The Sligo, Leitrim and Northern Counties Railway Leitrim Class was a class of five 0-6-4T locomotives built by Beyer, Peacock and Company between 1882 and 1889 for the SLNCR.

==Versions==
In 1879 Beyer, Peacock and Company supplied the South Australian Railways K class, which was built to the Irish gauge and designed to run on lightweight track.
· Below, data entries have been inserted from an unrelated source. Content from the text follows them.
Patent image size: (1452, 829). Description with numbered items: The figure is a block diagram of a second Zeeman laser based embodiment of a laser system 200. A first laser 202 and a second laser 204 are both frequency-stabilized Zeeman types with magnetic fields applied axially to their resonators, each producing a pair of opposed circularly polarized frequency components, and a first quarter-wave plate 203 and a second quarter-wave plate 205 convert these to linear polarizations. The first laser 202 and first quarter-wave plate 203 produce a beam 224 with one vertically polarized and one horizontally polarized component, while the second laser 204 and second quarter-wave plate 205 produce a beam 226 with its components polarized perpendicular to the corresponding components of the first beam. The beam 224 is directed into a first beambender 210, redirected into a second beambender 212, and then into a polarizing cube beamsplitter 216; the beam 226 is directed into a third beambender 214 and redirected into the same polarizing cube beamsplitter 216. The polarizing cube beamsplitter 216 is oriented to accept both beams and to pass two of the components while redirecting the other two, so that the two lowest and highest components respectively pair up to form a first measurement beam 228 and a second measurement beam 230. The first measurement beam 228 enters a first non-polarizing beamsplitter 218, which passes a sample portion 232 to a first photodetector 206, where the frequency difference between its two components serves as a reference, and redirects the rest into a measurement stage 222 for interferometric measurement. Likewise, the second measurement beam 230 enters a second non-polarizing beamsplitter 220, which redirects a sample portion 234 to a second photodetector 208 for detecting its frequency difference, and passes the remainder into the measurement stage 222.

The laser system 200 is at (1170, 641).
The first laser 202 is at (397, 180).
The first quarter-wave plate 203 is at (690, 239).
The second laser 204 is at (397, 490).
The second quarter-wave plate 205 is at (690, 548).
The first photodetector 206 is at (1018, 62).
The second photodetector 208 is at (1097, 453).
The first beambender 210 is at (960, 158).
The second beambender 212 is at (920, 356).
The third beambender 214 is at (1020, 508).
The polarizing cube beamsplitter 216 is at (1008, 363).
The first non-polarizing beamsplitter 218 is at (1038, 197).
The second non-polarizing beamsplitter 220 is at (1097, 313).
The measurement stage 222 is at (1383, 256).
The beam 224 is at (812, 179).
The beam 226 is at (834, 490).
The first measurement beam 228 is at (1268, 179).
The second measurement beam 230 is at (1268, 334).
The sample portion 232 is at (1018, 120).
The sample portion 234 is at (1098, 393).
As a result, and after the disappointment of the Pioneer class, the SL&NCR ordered an enlarged version of this design which became the SLNCR Leitrim class.

Beyer, Peacock delivered the first two of this class Fermanagh and Leitrim, in 1882. They proved to be reliable and the SL&NCR obtained further examples from Beyer, Peacock: Lurganboy in 1895; Lissadell and Hazelwood in 1899. The SL&NCR started withdrawing the class from service in 1947 and one of the class survived until the closure of the line in 1957. "Lissadell" was sold in working order to Hammond Lane Foundry in 1954 and survived until broken up at Manorhamilton in 1957.

==Model==
A 1:43 scale (O gauge, both 4′ 8″ and 5′ 3″) brass kit is available from Studio Scale Models.